Saturday, April 25, 2020

Using Mesa framework to simulate the spread of COVID-19

First, a disclaimer. I am not a medical professional, I am no expert in medical or health science. I am just a person who studied computer science and has an interest in multi-agent simulations.

Okay, so with the global spread of COVID-19, and many many people trying to use their programming and data science skills to model COVID-19, I thought I would use it as an example to learn the Mesa agent-based simulation framework.

Using Mesa, I made a simple simulation. In it, the population starts with an initial percentage of people infected with a disease. They have a chance of spreading the disease, a chance of dying for it, and after a fixed period, they recover from it. Recovering from the disease also grants a certain chance of immunity from subsequent infections. At the start of the simulation, a certain percentage of people would be in "stay at home" mode. When people become infected, they have a chance of being put into quarantine, and people in quarantine no longer infects others.

Here is when a 100x100 grid with a population density of 30%, an initial infected population of 5%. When 50% of them start off in "stay at home" mode, eventually, almost everyone still ends up getting infected.


When that "stay at home" rate is 80%, a lot of people still get infected eventually. But the peak number of infections is less.

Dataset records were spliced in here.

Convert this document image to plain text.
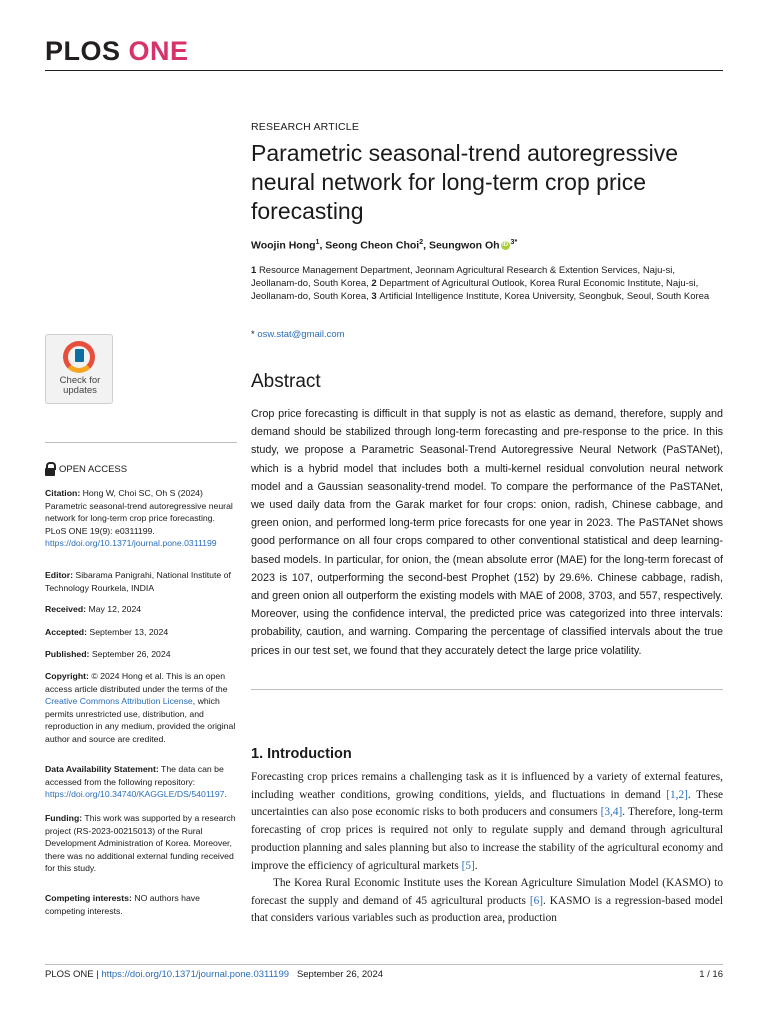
PLOS ONE
RESEARCH ARTICLE
Parametric seasonal-trend autoregressive neural network for long-term crop price forecasting
Woojin Hong$^1$, Seong Cheon Choi$^2$, Seungwon Oh iD $^{3*}$
1 Resource Management Department, Jeonnam Agricultural Research & Extention Services, Naju-si, Jeollanam-do, South Korea, 2 Department of Agricultural Outlook, Korea Rural Economic Institute, Naju-si, Jeollanam-do, South Korea, 3 Artificial Intelligence Institute, Korea University, Seongbuk, Seoul, South Korea
* osw.stat@gmail.com
Check for
updates
OPEN ACCESS
Citation: Hong W, Choi SC, Oh S (2024) Parametric seasonal-trend autoregressive neural network for long-term crop price forecasting. PLoS ONE 19(9): e0311199. https://doi.org/10.1371/journal.pone.0311199
Editor: Sibarama Panigrahi, National Institute of Technology Rourkela, INDIA
Received: May 12, 2024
Accepted: September 13, 2024
Published: September 26, 2024
Copyright: © 2024 Hong et al. This is an open access article distributed under the terms of the Creative Commons Attribution License, which permits unrestricted use, distribution, and reproduction in any medium, provided the original author and source are credited.
Data Availability Statement: The data can be accessed from the following repository: https://doi.org/10.34740/KAGGLE/DS/5401197.
Funding: This work was supported by a research project (RS-2023-00215013) of the Rural Development Administration of Korea. Moreover, there was no additional external funding received for this study.
Competing interests: NO authors have competing interests.
Abstract
Crop price forecasting is difficult in that supply is not as elastic as demand, therefore, supply and demand should be stabilized through long-term forecasting and pre-response to the price. In this study, we propose a Parametric Seasonal-Trend Autoregressive Neural Network (PaSTANet), which is a hybrid model that includes both a multi-kernel residual convolution neural network model and a Gaussian seasonality-trend model. To compare the performance of the PaSTANet, we used daily data from the Garak market for four crops: onion, radish, Chinese cabbage, and green onion, and performed long-term price forecasts for one year in 2023. The PaSTANet shows good performance on all four crops compared to other conventional statistical and deep learning-based models. In particular, for onion, the (mean absolute error (MAE) for the long-term forecast of 2023 is 107, outperforming the second-best Prophet (152) by 29.6%. Chinese cabbage, radish, and green onion all outperform the existing models with MAE of 2008, 3703, and 557, respectively. Moreover, using the confidence interval, the predicted price was categorized into three intervals: probability, caution, and warning. Comparing the percentage of classified intervals about the true prices in our test set, we found that they accurately detect the large price volatility.
1. Introduction
Forecasting crop prices remains a challenging task as it is influenced by a variety of external features, including weather conditions, growing conditions, yields, and fluctuations in demand [1,2]. These uncertainties can also pose economic risks to both producers and consumers [3,4]. Therefore, long-term forecasting of crop prices is required not only to regulate supply and demand through agricultural production planning and sales planning but also to increase the stability of the agricultural economy and improve the efficiency of agricultural markets [5].
The Korea Rural Economic Institute uses the Korean Agriculture Simulation Model (KASMO) to forecast the supply and demand of 45 agricultural products [6]. KASMO is a regression-based model that considers various variables such as production area, production
PLOS ONE | https://doi.org/10.1371/journal.pone.0311199 September 26, 2024	1 / 16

I guess that is what they meant by flattening the curve.

In addition to plotting the results as charts, the Mesa framework also allows visualization in a web browser. Here is the 50% stay at home case as an example.


The source code is available here for everyone to tweak and experiment.

To set the scenario, edit the parameters in run.py.

Then, to run the scenario, use python3 main.py which will produce a chart at the end.

If you want visualization on a web browser, run server.py instead.

If you add in new parameters in run.py, you will need to edit model.py to read those parameters. Then, edit model.py and person.py as necessary to handle those parameters. model.py deals with the entire simulation, while person.py is the behavior for each person (agent).

Feel free to tweak the model. At present, the model is very simplistic because it does not account for hospital capacity, severity of infection, and many many other real-world factors. You will need to consider these factors for accurate modeling. My goal was just to create a simple simulation to learn how to use the Mesa framework.

Side note: I somehow feel the Mesa framework is a bit bloated. So I will see if I can find a way to develop a simulation that uses Python with some other framework for visualization.

3 comments:

Teck said...

I did this in around 3 hours, so there is definitely a lot of room for further improvement.

Gabriel said...

Hi! I'm trying to use your program for a school project and I have a question. I run the simulation with 0.3 density of the agents and 100x100 grid for 1000 steps. I got the following results: infected: 314, immune 2509, deaths 264.
I don't understand why if I add all these I get a number bigger than the number of agents used in the simulation (3000).

Teck said...

Thank you for pointing it out. There was a bug, the dead agents were still flagged as infected. I have fixed it and updated the repo. Basically, added a line in while_infected(self) in person.py to set infected flag to False when an agent dies.

After the line:
self.alive = False # person died from infection
added this line:
self.infected = False # dead person no longer counts as infected

This should avoid the double counting.